Women have reported being denied prenatal care and a lack of access to essential items including breast pumps and adequate food and water, all while being shackled, handcuffed and separated from their families and children.
Lawsuits from pregnant women seeking their release from ICE detention routinely appear on court dockets.
Last month, a federal judge in Minnesota rebuked the administration’s detention of a legally admitted refugee who was still breastfeeding her five-month-old.
“There is something particularly craven about transferring a nursing refugee mother out-of-state,” wrote District Judge Michael Davis, who said the mother “lost important bonding and nursing time with her baby” due to a detention he had already deemed illegal.
Last week, in Texas, a woman who said she was forcefully removed from her car and arrested at gunpoint last month before she was sent to an El Paso detention center was granted a hearing to challenge her threat of removal from the country. She is five months pregnant.

And in Louisiana, a judge denied the release of an asylum-seeking woman who was arrested in Massachusetts in December. She is 14 weeks pregnant.

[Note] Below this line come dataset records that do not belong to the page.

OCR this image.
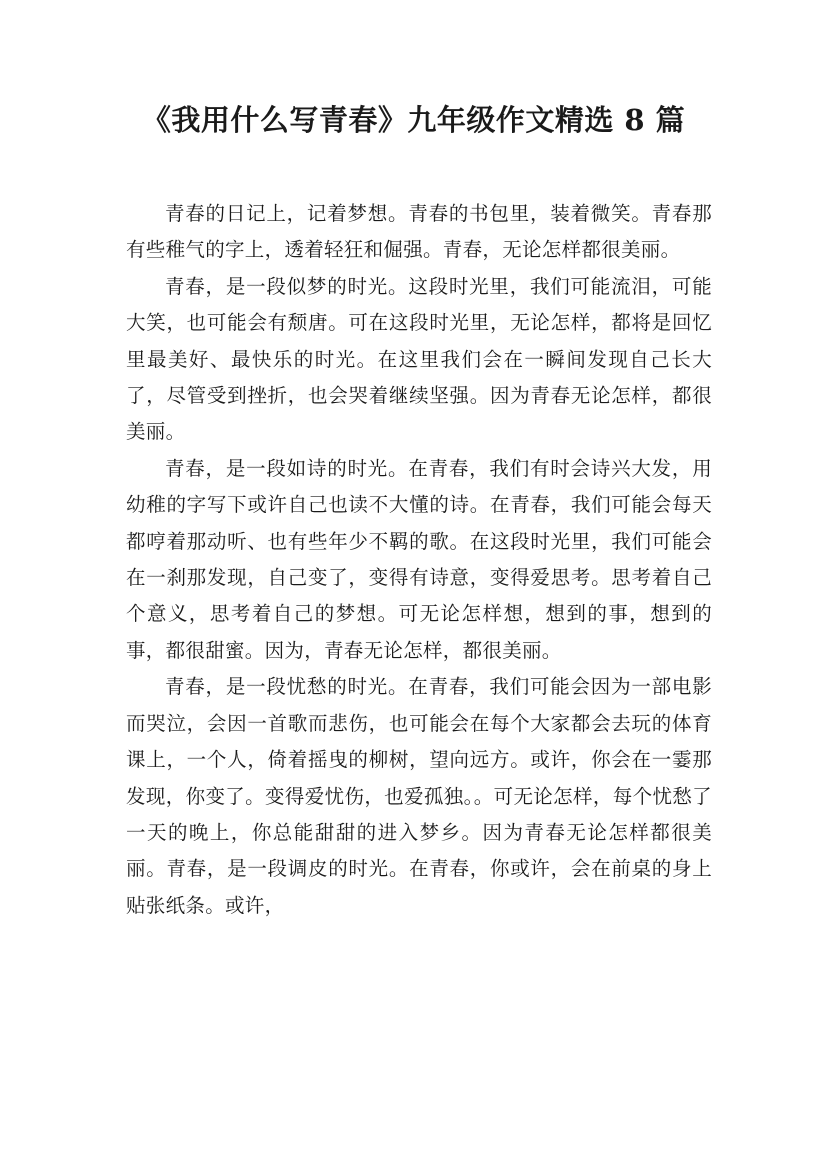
《我用什么写青春》九年级作文精选 8 篇

青春的日记上，记着梦想。青春的书包里，装着微笑。青春那有些稚气的字上，透着轻狂和倔强。青春，无论怎样都很美丽。

青春，是一段似梦的时光。这段时光里，我们可能流泪，可能大笑，也可能会有颓唐。可在这段时光里，无论怎样，都将是回忆里最美好、最快乐的时光。在这里我们会在一瞬间发现自己长大了，尽管受到挫折，也会哭着继续坚强。因为青春无论怎样，都很美丽。

青春，是一段如诗的时光。在青春，我们有时会诗兴大发，用幼稚的字写下或许自己也读不大懂的诗。在青春，我们可能会每天都哼着那动听、也有些年少不羁的歌。在这段时光里，我们可能会在一刹那发现，自己变了，变得有诗意，变得爱思考。思考着自己个意义，思考着自己的梦想。可无论怎样想，想到的事，想到的事，都很甜蜜。因为，青春无论怎样，都很美丽。

青春，是一段忧愁的时光。在青春，我们可能会因为一部电影而哭泣，会因一首歌而悲伤，也可能会在每个大家都会去玩的体育课上，一个人，倚着摇曳的柳树，望向远方。或许，你会在一霎那发现，你变了。变得爱忧伤，也爱孤独。。可无论怎样，每个忧愁了一天的晚上，你总能甜甜的进入梦乡。因为青春无论怎样都很美丽。青春，是一段调皮的时光。在青春，你或许，会在前桌的身上贴张纸条。或许，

ICE has moved more than 400 children into ORR shelters since Trump returned to the White House, launching what advocates who spoke to The Independent have called an “unprecedented” return of Trump’s notorious family separation policy by targeting families who have lived in the United States for years.
Advocates fear those arrests are forcing parents to make impossible decisions that have ripped apart households.
Homeland Security officials have repeatedly insisted that the administration is not splitting up families, and that deported parents have the option to either leave with their children or place them with a guardian in the United States.